Everyone in U.S. healthcare has heard the phrase “people, process, and technology.” Indeed, the phrase has been repeated so often that, when newly referenced once again, its articulation often leaves audiences losing attention. Yet the concept of “process” appropriately took center stage on Monday morning at HIMSS25 at the Venetian Sands Convention Center in Las Vegas, during a panel discussion entitled “Lead Your AI or It Will Lead You.”
Brian Spisak, Ph.D., of Harvard University, led a panel that also included Graham Walker, M.D., of the Permanente Medical Group, Brenton Hill of the Coalition for Health AI (CHAI), Rohit Chandra of Cleveland Clinic, and Tanay Tandon of Commure. The key point around which all the panelists sat in consensus was the inevitability of addressing process in the context of working towards success with artificial intelligence adoption. As Dr. Walker stated early on in the discussion, “Process is friction. Friction is, do you have to turn or slow down? Process is where that friction exists. What we’re really trying to do with AI, he said, is to reduce the friction stuck on humans, and offload some of that onto AI. You can can’t get rid of all the friction, because you’ll go flying off the roller coaster, but you can get rid of a lot.” He cited the example of using analytics to streamline the triaging of emergency department patients, so that EDs are no longer overwhelmed with patient traffic on a day-to-day basis.
Per that, Hill told the audience that, “Apart from the general understanding of process, when I think about it in terms of AI, I think about continuous improvement. You look at the AI landscape today, and not a single person or organization is doing it all 100-percent right. So on this journey, how can we continuously improve, in a responsible way? How can we learn from one another, and take things and distill them down to being able to help others? Test one thing, try it out, figure out where you were getting it wrong, and continuously improve,” he recommended.

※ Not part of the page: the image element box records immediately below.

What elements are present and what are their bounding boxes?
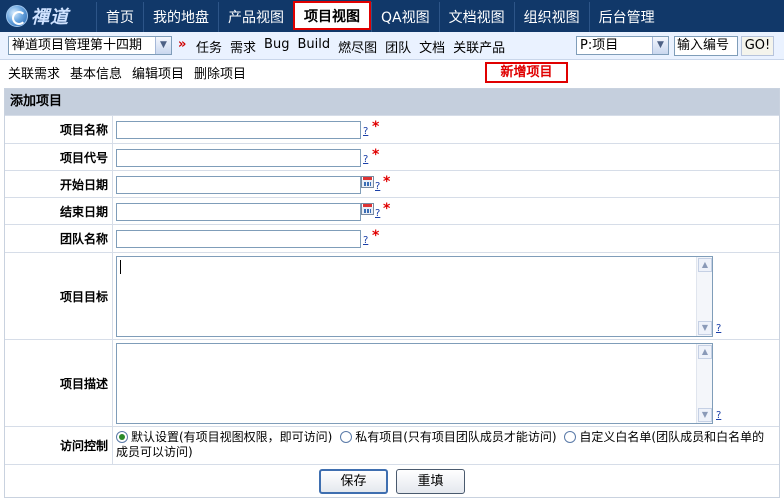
acl-options: 默认设置(有项目视图权限，即可访问) 私有项目(只有项目团队成员才能访问) 自定… bbox=[116, 430, 771, 460]
row-acl: 访问控制 默认设置(有项目视图权限，即可访问) 私有项目(只有项目团队成员才能访… bbox=[5, 426, 779, 464]
form-header: 添加项目 bbox=[5, 89, 779, 115]
scroll-down-icon[interactable]: ▼ bbox=[698, 408, 712, 422]
required-mark: * bbox=[383, 174, 391, 190]
project-goal-textarea[interactable]: ▲ ▼ bbox=[116, 256, 713, 337]
row-begin: 开始日期 ? * bbox=[5, 170, 779, 197]
text-caret bbox=[120, 260, 121, 274]
project-select[interactable]: 禅道项目管理第十四期 ▼ bbox=[8, 36, 172, 55]
required-mark: * bbox=[383, 201, 391, 217]
project-desc-textarea[interactable]: ▲ ▼ bbox=[116, 343, 713, 424]
acl-option-default[interactable]: 默认设置(有项目视图权限，即可访问) bbox=[131, 430, 332, 444]
scroll-down-icon[interactable]: ▼ bbox=[698, 321, 712, 335]
help-link[interactable]: ? bbox=[716, 410, 721, 421]
calendar-icon[interactable] bbox=[361, 203, 374, 215]
project-name-input[interactable] bbox=[116, 121, 361, 139]
nav-tab-project[interactable]: 项目视图 bbox=[293, 1, 371, 30]
search-type-value: P:项目 bbox=[580, 38, 619, 53]
help-link[interactable]: ? bbox=[363, 126, 368, 137]
goal-label: 项目目标 bbox=[5, 253, 113, 339]
chevron-down-icon[interactable]: ▼ bbox=[155, 37, 171, 54]
help-link[interactable]: ? bbox=[375, 181, 380, 192]
end-date-input[interactable] bbox=[116, 203, 361, 221]
required-mark: * bbox=[372, 147, 380, 163]
action-link-story[interactable]: 关联需求 bbox=[8, 63, 60, 82]
menu-link-burndown[interactable]: 燃尽图 bbox=[338, 37, 377, 56]
menu-link-story[interactable]: 需求 bbox=[230, 37, 256, 56]
name-label: 项目名称 bbox=[5, 116, 113, 143]
acl-radio-private[interactable] bbox=[340, 431, 353, 443]
desc-label: 项目描述 bbox=[5, 340, 113, 426]
code-label: 项目代号 bbox=[5, 144, 113, 170]
scrollbar[interactable]: ▲ ▼ bbox=[696, 344, 712, 423]
menu-link-product[interactable]: 关联产品 bbox=[453, 37, 505, 56]
team-name-input[interactable] bbox=[116, 230, 361, 248]
row-name: 项目名称 ? * bbox=[5, 115, 779, 143]
form-buttons: 保存 重填 bbox=[5, 469, 779, 494]
row-team: 团队名称 ? * bbox=[5, 224, 779, 252]
reset-button[interactable]: 重填 bbox=[396, 469, 465, 494]
row-code: 项目代号 ? * bbox=[5, 143, 779, 170]
calendar-icon[interactable] bbox=[361, 176, 374, 188]
acl-radio-default[interactable] bbox=[116, 431, 128, 443]
add-project-form: 添加项目 项目名称 ? * 项目代号 ? * 开始日期 ? * 结束日期 ? *… bbox=[4, 88, 780, 498]
menu-link-doc[interactable]: 文档 bbox=[419, 37, 445, 56]
scrollbar[interactable]: ▲ ▼ bbox=[696, 257, 712, 336]
begin-date-input[interactable] bbox=[116, 176, 361, 194]
end-label: 结束日期 bbox=[5, 198, 113, 224]
scroll-up-icon[interactable]: ▲ bbox=[698, 345, 712, 359]
action-link-delete[interactable]: 删除项目 bbox=[194, 63, 246, 82]
row-buttons: 保存 重填 bbox=[5, 464, 779, 498]
menu-link-task[interactable]: 任务 bbox=[196, 37, 222, 56]
nav-tab-home[interactable]: 首页 bbox=[96, 2, 143, 32]
row-desc: 项目描述 ▲ ▼ ? bbox=[5, 339, 779, 426]
help-link[interactable]: ? bbox=[716, 323, 721, 334]
required-mark: * bbox=[372, 119, 380, 135]
page-title: 新增项目 bbox=[485, 62, 568, 83]
go-button[interactable]: GO! bbox=[741, 36, 774, 56]
logo-text: 禪道 bbox=[31, 7, 69, 28]
top-nav: 禪道 首页 我的地盘 产品视图 项目视图 QA视图 文档视图 组织视图 后台管理 bbox=[0, 0, 784, 32]
action-link-info[interactable]: 基本信息 bbox=[70, 63, 122, 82]
help-link[interactable]: ? bbox=[363, 235, 368, 246]
required-mark: * bbox=[372, 228, 380, 244]
scroll-up-icon[interactable]: ▲ bbox=[698, 258, 712, 272]
logo[interactable]: 禪道 bbox=[0, 0, 96, 32]
zentao-logo-icon bbox=[6, 5, 28, 27]
acl-option-private[interactable]: 私有项目(只有项目团队成员才能访问) bbox=[355, 430, 556, 444]
team-label: 团队名称 bbox=[5, 225, 113, 252]
help-link[interactable]: ? bbox=[375, 208, 380, 219]
nav-tab-product[interactable]: 产品视图 bbox=[218, 2, 293, 32]
separator: » bbox=[178, 37, 187, 52]
menu-link-build[interactable]: Build bbox=[297, 37, 330, 56]
search-id-input[interactable]: 输入编号 bbox=[674, 36, 738, 56]
acl-label: 访问控制 bbox=[5, 427, 113, 464]
nav-tab-my[interactable]: 我的地盘 bbox=[143, 2, 218, 32]
menu-link-team[interactable]: 团队 bbox=[385, 37, 411, 56]
help-link[interactable]: ? bbox=[363, 154, 368, 165]
nav-tab-company[interactable]: 组织视图 bbox=[513, 2, 589, 32]
nav-tab-admin[interactable]: 后台管理 bbox=[588, 2, 664, 32]
nav-tab-doc[interactable]: 文档视图 bbox=[438, 2, 514, 32]
project-actions: 关联需求 基本信息 编辑项目 删除项目 bbox=[8, 63, 246, 82]
project-code-input[interactable] bbox=[116, 149, 361, 167]
nav-tab-qa[interactable]: QA视图 bbox=[371, 2, 439, 32]
begin-label: 开始日期 bbox=[5, 171, 113, 197]
chevron-down-icon[interactable]: ▼ bbox=[652, 37, 668, 54]
row-end: 结束日期 ? * bbox=[5, 197, 779, 224]
search-type-select[interactable]: P:项目 ▼ bbox=[576, 36, 669, 55]
save-button[interactable]: 保存 bbox=[319, 469, 388, 494]
action-link-edit[interactable]: 编辑项目 bbox=[132, 63, 184, 82]
acl-radio-custom[interactable] bbox=[564, 431, 577, 443]
project-menu: 任务 需求 Bug Build 燃尽图 团队 文档 关联产品 bbox=[196, 37, 505, 56]
menu-link-bug[interactable]: Bug bbox=[264, 37, 289, 56]
project-select-value: 禅道项目管理第十四期 bbox=[12, 38, 143, 53]
row-goal: 项目目标 ▲ ▼ ? bbox=[5, 252, 779, 339]
sub-toolbar: 禅道项目管理第十四期 ▼ » 任务 需求 Bug Build 燃尽图 团队 文档… bbox=[0, 32, 784, 60]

What’s more, when asked a follow-up question around monitoring implementation development, Hill advised the audience that “People underestimate the amount of monitoring needed. And we’re trying to figure out ways to streamline processes. Practicality is the key in advancing this. From a legal perspective, there’s not a single legal case that has yet emerged that defines AI liability. We just have to do the best we can right now to continuously improve; people are going to make mistakes, and we’ll learn from those mistakes,” he emphasized.
Inevitably, the panelists ended up discussing where some of the most concrete progress is being made these days around AI adoption. And, in that, two of the panelists agreed that the emergence of the use of AI scribes is in their view one of the best examples of the practical, concrete application of AI in clinicians’ worklives. “AI scribes are one key area” in which a focus on process is bringing forward progress, Chandra asserted. The implementation of AI-scribe solutions “addresses an acute pain point for physicians. Second, it’s relatively simple. You don’t need a huge amount of organizational realignment. It’s the right technology at the right time, and is easy to use,” he said. That’s why AI scribe technology is being adopted faster than other types of technologies.
Walker agreed, saying that “We’re in a real time crunch now, and absolutely need all the tools at our disposal that address pain points. I think the AI scribe tools are extremely valuable, to understand context, so that by the time I get back to my desk, I’m finished with my note. It can make my interactions with patients better. And I’ll speak in real time to the patient and suggest orders, and the AI scribe will be taking that information down in real time and will save me time.”
Per that, Brenton said, “In the work we’re doing, we’re rolling our 3,000-plus community members, to ask them what they want. Sepsis prediction is one big thing. EHR retrieval is another one: how do you summarize what’s in the patient’s record, and supporting the physicians so they’re not reading through tons of pages. How do we make an immediate impact with these tools? AI scribes, EHR retrievals, and predictive models, are what we’re focusing on,” he said, noting that the governance and project management elements around the adoption of those types of solutions are relatively uncomplicated.
And, more broadly, Hill emphasized, “There’s not one silver-bullet governance structure out there. There’s no single process that can be followed, healthcare organizations are starting to have to think like manufacturers, because this is a manufacturing-like process. So some high-level principles we’re working with,” he said, “are, do you have people accountable for specific AI tools? Do you have a governing body? Lawyers, physicians, and nurses should be on there. And, per that, nurses are often forgotten. It’s important that we increasingly put nurses into these positions; they will effectively make or break adoption. And what resources and time are we putting into development? How are you classifying and quantifying risk?”
And it was very clear as the discussion moved forward, that the panelists felt that one key to success in AI involves satisfying end-users with early wins, wins that don’t require particularly intensive governance work, and with a focus on benefits for clinician end-users. The panelists agreed that, over time, norms around process are emerging; in other words, the foundations of streamlined process are beginning to be laid, in the AI adoption arena. No one on the panel doubted that things will take time; but they also agreed that process is an issue that simply cannot be ignored.